Learn more about Apache Spark drivers and how to tune spark application quickly.
During the lifespan of a Spark application, the driver should distribute most of the work to the executors, instead of doing the work itself. This is one of the advantages of using python with Spark over Pandas. The Contented Driver event is detected when a Spark application spends way more time on the driver than the time spent in the Spark jobs on the executors. Leaving the executors idle could waste lots of time and money, specifically in the Cloud environment.
Here is a sample application shown in Unravel for Azure Databricks. Note in the Gantt Chart there was a huge gap of about 2 hours 40 minutes between Job-1 and Job-2, and the job duration for most of the Spark jobs was under 1 minute. Based on the data Unravel collected, Unravel detected the bottleneck which was the contended driver event.

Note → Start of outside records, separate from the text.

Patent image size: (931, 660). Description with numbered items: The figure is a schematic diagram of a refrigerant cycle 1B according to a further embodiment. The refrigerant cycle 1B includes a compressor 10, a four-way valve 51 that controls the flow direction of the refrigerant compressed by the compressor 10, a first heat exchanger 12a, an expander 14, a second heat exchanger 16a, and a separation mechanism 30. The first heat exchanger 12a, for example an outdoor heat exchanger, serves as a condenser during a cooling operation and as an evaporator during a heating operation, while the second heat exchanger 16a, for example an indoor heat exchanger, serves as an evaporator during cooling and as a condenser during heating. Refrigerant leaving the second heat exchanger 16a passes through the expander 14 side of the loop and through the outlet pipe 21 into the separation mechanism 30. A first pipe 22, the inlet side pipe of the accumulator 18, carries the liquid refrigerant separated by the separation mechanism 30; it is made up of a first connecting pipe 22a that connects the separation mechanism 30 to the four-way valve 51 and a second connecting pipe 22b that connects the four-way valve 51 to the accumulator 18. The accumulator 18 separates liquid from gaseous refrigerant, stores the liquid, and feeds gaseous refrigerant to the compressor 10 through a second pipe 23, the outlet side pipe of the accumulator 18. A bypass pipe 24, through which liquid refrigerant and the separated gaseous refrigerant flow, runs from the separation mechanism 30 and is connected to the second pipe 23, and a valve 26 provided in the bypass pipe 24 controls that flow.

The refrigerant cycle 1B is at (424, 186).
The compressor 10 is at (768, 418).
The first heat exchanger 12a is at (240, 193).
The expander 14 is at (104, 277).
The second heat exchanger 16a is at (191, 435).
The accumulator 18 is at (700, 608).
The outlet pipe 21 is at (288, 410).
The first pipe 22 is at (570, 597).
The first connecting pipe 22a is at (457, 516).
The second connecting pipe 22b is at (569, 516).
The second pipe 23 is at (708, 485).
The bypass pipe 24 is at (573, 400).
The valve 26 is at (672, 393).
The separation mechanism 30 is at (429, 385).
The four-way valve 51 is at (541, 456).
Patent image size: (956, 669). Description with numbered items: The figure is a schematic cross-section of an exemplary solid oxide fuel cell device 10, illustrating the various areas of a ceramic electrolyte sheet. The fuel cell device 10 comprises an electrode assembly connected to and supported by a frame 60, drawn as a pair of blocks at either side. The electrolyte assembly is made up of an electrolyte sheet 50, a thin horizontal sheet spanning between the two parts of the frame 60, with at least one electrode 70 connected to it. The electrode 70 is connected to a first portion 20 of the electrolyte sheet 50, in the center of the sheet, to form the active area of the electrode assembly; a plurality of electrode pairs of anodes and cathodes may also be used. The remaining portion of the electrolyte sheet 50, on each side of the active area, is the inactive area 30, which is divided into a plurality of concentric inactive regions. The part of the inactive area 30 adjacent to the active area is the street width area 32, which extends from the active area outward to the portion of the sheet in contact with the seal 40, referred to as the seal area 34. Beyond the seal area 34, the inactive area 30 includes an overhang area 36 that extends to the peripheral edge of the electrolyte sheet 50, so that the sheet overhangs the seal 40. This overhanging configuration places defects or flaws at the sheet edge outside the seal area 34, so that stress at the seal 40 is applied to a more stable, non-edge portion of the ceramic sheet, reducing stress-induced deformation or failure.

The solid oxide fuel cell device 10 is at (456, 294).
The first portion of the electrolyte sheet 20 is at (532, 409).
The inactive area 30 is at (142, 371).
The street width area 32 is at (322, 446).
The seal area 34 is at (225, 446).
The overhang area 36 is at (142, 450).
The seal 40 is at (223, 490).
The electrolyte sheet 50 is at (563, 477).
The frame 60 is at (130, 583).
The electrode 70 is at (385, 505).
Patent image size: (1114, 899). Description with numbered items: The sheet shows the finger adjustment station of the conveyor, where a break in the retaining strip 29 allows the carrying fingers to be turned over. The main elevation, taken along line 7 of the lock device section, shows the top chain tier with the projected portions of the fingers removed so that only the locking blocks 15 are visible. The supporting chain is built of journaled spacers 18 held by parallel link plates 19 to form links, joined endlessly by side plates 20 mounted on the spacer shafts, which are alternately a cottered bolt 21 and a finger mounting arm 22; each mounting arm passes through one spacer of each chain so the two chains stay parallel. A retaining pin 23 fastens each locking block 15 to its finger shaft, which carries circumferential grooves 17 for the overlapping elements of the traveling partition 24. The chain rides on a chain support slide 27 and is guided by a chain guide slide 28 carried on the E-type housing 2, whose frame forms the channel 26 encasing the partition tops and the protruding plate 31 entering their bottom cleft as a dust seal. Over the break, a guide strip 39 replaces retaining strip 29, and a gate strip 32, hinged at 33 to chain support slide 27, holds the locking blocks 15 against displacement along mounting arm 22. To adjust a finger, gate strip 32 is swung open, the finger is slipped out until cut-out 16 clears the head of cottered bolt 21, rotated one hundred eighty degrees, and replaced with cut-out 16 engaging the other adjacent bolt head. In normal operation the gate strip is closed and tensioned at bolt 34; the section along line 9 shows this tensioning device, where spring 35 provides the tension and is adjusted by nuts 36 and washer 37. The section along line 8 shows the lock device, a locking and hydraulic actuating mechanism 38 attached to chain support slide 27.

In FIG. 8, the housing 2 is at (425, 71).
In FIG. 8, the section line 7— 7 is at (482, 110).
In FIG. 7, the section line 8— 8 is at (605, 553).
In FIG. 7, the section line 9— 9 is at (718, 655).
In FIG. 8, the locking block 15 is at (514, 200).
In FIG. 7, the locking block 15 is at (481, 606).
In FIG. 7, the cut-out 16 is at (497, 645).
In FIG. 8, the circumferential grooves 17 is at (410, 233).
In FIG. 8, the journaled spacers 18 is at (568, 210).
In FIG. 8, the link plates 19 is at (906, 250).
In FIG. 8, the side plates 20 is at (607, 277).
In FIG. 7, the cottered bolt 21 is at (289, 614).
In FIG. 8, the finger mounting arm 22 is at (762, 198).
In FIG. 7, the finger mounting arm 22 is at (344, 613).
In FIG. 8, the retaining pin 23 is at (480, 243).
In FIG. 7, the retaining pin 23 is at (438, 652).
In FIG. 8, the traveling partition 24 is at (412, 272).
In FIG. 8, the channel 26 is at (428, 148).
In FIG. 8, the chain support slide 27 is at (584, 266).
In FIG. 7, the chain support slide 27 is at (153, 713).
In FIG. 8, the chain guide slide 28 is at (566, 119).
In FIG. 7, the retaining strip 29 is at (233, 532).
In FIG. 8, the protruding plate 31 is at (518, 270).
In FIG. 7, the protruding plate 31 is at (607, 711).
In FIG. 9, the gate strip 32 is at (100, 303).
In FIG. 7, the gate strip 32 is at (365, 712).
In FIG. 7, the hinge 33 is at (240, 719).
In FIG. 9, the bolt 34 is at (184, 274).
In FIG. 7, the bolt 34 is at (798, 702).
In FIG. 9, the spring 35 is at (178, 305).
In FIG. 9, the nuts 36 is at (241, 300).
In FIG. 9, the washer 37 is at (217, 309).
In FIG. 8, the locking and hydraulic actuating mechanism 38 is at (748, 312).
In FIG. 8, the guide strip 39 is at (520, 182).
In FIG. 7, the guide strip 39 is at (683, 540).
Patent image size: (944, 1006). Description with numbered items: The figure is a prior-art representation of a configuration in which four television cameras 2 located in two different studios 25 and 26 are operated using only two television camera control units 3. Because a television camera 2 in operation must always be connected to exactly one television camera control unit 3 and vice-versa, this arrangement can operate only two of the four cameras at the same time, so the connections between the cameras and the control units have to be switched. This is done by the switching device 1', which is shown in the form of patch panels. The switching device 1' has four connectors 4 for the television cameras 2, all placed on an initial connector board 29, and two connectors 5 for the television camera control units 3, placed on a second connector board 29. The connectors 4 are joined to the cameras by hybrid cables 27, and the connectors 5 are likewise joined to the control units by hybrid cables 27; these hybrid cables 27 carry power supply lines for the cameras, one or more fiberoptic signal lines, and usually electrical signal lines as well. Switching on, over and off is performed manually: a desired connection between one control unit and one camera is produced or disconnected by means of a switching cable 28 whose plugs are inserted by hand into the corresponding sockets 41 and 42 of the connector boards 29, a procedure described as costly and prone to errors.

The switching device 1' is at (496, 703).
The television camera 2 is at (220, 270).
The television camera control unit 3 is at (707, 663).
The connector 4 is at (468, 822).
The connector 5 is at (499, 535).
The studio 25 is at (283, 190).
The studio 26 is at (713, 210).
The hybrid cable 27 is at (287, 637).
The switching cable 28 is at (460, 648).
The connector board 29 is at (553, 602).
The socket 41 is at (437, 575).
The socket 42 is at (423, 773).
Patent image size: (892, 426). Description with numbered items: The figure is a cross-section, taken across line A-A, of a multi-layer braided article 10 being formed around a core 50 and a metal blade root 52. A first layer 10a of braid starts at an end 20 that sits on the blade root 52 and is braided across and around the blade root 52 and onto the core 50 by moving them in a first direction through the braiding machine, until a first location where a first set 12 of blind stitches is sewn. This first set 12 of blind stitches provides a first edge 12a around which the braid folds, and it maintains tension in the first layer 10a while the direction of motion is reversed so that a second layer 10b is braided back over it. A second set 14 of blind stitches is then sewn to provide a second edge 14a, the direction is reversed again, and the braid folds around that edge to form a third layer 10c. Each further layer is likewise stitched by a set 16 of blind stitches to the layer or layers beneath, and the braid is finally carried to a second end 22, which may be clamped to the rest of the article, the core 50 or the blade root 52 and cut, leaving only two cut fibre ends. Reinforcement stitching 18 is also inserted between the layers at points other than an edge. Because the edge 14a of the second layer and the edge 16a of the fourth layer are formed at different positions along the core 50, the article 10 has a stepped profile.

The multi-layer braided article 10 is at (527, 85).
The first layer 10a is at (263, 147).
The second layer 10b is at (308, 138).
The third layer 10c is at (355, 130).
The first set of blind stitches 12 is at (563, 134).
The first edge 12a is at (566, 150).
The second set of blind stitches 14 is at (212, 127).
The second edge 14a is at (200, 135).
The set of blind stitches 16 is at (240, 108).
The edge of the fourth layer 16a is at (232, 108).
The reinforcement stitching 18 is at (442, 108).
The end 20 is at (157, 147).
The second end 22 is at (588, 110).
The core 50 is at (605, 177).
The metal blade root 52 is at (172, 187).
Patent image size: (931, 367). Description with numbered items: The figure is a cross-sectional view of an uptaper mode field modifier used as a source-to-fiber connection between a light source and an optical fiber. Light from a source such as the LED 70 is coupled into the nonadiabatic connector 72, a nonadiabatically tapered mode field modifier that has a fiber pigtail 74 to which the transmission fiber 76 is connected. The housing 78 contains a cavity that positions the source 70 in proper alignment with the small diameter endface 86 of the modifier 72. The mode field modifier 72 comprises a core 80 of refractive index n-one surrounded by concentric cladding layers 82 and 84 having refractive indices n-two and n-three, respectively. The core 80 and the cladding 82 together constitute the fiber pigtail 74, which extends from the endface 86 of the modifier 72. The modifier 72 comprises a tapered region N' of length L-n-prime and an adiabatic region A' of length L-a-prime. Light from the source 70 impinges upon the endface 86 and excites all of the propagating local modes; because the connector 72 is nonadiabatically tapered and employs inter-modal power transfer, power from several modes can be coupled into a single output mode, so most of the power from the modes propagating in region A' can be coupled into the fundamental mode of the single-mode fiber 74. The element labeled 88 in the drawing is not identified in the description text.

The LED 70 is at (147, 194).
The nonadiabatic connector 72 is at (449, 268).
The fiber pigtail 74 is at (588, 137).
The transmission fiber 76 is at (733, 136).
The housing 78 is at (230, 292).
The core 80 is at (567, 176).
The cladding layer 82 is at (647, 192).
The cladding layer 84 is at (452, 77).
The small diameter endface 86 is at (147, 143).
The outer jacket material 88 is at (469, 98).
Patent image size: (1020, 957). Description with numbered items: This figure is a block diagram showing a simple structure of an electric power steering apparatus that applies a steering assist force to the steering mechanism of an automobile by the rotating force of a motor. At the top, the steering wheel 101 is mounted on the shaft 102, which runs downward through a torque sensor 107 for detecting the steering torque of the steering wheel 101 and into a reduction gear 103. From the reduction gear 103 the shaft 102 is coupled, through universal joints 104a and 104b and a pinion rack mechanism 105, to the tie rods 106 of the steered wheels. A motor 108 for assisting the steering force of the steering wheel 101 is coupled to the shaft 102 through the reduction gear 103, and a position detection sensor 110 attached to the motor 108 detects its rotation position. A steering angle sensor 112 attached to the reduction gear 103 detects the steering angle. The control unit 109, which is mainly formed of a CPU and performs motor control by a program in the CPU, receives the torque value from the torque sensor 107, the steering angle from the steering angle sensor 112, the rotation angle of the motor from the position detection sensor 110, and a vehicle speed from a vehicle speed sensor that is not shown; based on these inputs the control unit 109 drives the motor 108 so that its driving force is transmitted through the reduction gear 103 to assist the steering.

Further digging into the Python code itself, we found that it actually tried to ingest data from the MongoDB server on the driver node alone. This left all the executors idle while the meter was still ticking.
There was some network issue that caused the MongoDB injection slowing down from 15 minutes to 2 plus hours. Once this issue was resolved, there was about 93% reduction in cost. The alternative solution is to move the MongoDB ingestion out of the Spark application. If there is no dependency on previous Spark jobs, we can do it before the Spark application.
If there is a dependency, we can split the Spark application into two. Unravel also collects all the job run status such as Duration and IO as shown below and we can easily see the history of all the job runs and monitor the job.
In conclusion, we must pay attention to the Contended Driver event in a Spark application, so we can save money and time without leaving the executors IDLE for a long time.